Una geografía del lujo en plena reconfiguración
China, que durante años lideró el crecimiento del mercado, atraviesa un periodo de desaceleración. La caída en la confianza del consumidor y el aumento del gasto en experiencias en lugar de bienes afectan de manera directa al lujo personal. Mientras tanto, Estados Unidos se posiciona como el motor de crecimiento entre 2025 y 2027 gracias a una economía más estable, una clase media alta con apetito por el lujo y una creciente población Ultra High Net Worth Individuals (UHNWI). Japón, India y Oriente Medio despuntan como mercados clave, destacando el crecimiento de India, cuya población de ultrarricos podría aumentar un 50 por ciento entre 2023 y 2028. Esta fragmentación geográfica requiere estrategias dinámicas, potenciadas por IA, que adapten surtido, pricing, storytelling y experiencias según cada mercado.
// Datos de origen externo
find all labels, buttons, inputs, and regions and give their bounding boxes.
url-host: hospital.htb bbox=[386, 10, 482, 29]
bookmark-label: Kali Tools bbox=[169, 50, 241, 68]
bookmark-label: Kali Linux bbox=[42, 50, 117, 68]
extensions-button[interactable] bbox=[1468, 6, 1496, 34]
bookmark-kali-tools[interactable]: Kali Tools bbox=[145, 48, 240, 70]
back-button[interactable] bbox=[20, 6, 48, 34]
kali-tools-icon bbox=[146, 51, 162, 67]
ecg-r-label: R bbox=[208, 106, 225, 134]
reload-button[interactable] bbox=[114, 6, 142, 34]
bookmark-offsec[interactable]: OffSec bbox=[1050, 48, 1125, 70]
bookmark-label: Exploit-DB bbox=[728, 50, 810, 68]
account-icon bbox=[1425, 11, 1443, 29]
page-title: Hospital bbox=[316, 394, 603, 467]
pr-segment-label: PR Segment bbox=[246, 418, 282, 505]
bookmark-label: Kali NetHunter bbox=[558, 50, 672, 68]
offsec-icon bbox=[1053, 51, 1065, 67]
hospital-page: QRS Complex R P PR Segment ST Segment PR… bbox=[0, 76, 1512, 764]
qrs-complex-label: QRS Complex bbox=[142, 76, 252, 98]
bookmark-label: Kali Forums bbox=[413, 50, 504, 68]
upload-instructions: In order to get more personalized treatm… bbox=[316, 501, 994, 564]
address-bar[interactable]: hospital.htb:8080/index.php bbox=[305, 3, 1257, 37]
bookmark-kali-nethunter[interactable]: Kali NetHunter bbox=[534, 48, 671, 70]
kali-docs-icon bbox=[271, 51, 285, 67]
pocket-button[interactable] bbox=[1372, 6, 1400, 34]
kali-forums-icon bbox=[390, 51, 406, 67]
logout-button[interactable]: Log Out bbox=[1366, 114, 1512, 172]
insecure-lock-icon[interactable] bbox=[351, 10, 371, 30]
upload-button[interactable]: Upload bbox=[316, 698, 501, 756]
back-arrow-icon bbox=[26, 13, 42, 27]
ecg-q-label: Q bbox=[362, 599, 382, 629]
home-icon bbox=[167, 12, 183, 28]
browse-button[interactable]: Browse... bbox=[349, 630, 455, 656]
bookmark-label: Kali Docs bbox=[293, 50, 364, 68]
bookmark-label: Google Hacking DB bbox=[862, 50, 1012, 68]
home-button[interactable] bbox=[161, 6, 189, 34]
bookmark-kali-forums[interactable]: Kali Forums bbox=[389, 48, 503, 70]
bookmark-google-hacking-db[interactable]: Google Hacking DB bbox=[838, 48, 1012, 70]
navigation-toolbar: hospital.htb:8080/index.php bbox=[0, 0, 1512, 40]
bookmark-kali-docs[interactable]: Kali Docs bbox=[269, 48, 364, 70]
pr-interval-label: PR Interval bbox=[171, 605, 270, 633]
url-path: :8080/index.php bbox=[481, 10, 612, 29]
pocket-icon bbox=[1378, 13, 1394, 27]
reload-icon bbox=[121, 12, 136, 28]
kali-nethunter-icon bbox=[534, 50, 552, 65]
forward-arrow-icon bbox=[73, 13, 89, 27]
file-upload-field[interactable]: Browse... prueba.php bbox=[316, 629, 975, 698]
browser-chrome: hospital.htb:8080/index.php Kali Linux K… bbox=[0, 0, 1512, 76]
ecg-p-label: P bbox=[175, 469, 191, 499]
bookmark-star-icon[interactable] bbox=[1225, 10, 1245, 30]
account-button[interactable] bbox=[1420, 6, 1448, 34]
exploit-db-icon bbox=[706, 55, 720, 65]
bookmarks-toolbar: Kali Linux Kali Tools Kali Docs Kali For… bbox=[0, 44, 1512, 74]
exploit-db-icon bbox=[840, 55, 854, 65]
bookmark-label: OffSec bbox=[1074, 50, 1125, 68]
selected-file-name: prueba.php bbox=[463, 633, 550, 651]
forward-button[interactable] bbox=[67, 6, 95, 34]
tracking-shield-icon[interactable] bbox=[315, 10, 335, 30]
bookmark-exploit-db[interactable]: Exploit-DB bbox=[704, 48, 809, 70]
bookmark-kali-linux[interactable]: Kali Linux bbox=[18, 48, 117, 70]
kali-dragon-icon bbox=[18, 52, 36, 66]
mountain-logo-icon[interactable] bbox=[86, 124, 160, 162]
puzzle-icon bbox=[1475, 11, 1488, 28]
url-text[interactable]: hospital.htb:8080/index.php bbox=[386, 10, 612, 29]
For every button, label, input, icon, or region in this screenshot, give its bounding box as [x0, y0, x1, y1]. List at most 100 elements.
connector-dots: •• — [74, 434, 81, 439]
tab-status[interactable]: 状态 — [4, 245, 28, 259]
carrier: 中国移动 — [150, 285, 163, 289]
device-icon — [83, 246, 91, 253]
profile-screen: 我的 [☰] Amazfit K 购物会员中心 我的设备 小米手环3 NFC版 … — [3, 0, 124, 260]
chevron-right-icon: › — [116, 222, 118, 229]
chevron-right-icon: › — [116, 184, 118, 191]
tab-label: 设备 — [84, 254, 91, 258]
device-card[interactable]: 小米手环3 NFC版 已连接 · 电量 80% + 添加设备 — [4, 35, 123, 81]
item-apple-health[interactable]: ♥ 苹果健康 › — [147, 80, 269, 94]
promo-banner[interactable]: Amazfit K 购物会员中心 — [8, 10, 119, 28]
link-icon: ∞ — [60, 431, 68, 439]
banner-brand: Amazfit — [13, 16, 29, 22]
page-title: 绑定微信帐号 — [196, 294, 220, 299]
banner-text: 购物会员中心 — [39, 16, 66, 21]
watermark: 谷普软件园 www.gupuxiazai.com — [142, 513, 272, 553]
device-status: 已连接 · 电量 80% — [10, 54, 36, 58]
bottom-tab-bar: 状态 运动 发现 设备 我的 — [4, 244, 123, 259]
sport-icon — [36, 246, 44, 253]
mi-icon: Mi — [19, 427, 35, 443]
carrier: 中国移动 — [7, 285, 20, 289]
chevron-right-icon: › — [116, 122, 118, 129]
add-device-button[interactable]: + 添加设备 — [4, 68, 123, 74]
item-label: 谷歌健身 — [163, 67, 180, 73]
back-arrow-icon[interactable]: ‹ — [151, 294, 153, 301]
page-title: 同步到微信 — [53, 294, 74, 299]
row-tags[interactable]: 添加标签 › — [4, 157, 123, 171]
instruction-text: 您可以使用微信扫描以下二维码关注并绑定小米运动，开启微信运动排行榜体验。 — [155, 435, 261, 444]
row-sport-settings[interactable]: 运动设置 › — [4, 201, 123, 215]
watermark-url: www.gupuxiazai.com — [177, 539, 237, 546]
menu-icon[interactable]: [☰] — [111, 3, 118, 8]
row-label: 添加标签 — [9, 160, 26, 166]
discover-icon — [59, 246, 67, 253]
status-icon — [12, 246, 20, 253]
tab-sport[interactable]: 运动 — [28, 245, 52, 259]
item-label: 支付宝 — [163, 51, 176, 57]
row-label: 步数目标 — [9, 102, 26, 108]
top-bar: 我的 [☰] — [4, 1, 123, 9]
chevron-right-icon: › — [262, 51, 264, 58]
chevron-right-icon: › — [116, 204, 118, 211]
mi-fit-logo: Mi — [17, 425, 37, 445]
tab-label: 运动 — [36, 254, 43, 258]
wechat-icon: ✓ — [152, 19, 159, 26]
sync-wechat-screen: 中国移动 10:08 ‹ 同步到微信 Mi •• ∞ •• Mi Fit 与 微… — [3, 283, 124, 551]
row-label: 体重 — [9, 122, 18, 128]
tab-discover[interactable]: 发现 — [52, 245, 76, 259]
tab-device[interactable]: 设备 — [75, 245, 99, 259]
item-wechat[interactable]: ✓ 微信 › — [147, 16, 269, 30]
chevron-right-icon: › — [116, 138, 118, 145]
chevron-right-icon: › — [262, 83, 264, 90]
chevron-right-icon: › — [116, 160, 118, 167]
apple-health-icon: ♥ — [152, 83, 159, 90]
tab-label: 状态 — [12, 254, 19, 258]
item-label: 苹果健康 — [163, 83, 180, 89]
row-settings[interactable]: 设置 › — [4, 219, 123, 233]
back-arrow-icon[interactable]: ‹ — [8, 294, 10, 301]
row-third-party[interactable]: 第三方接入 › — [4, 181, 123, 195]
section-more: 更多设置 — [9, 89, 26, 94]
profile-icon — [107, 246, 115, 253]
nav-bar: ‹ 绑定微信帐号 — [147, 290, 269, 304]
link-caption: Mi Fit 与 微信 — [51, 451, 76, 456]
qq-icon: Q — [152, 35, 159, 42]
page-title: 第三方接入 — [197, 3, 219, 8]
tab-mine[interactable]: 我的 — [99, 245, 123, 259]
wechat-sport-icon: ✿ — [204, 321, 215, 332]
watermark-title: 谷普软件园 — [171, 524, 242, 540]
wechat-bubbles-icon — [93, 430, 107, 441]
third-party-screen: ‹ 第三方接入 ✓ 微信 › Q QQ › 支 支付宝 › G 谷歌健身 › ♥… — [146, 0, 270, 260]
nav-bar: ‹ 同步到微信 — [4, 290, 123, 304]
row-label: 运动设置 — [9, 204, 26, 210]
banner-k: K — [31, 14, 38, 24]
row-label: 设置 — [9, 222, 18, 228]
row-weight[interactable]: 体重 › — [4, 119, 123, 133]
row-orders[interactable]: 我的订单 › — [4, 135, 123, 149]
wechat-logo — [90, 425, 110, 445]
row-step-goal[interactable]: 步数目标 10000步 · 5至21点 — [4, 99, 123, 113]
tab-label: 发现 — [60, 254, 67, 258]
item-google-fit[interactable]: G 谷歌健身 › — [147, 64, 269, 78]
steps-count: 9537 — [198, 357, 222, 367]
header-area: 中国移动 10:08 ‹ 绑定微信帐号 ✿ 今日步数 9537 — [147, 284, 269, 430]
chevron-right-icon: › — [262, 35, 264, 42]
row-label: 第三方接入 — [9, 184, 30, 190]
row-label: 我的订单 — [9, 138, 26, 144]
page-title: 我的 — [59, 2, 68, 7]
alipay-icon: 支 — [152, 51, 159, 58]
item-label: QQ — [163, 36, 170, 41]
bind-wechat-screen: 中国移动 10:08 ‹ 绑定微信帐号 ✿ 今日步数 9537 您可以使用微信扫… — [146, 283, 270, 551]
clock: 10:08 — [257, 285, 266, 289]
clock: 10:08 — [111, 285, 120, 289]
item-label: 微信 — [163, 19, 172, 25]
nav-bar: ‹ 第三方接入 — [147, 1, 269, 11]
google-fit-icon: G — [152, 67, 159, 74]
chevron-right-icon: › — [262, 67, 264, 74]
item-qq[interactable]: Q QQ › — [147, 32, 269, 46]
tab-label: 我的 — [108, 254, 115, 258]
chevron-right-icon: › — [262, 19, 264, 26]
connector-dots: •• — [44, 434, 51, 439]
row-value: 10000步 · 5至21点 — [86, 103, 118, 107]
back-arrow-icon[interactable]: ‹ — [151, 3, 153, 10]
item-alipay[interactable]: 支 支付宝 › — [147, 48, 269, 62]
El lujo que viene, una intersección entre datos, creatividad y tecnología
El lujo está en un punto de inflexión. Las palancas tradicionales ya no funcionan solas. Para crecer de manera sostenible, las marcas deberán combinar visión estratégica con capacidades avanzadas en datos, IA y tecnología. La IA se convertirá en el motor que permitirá diseñar productos más relevantes, experiencias memorables y operaciones eficientes, desde la gestión inteligente del inventario hasta la precisión en la planificación de la demanda. En un mundo donde el consumidor lo cuestiona todo, la ventaja competitiva será para las marcas que sepan equilibrar creatividad, exclusividad, tecnología y humanidad, transformando la inteligencia artificial en una aliada para elevar lo que hace único al lujo: la emoción, el deseo y la diferencia.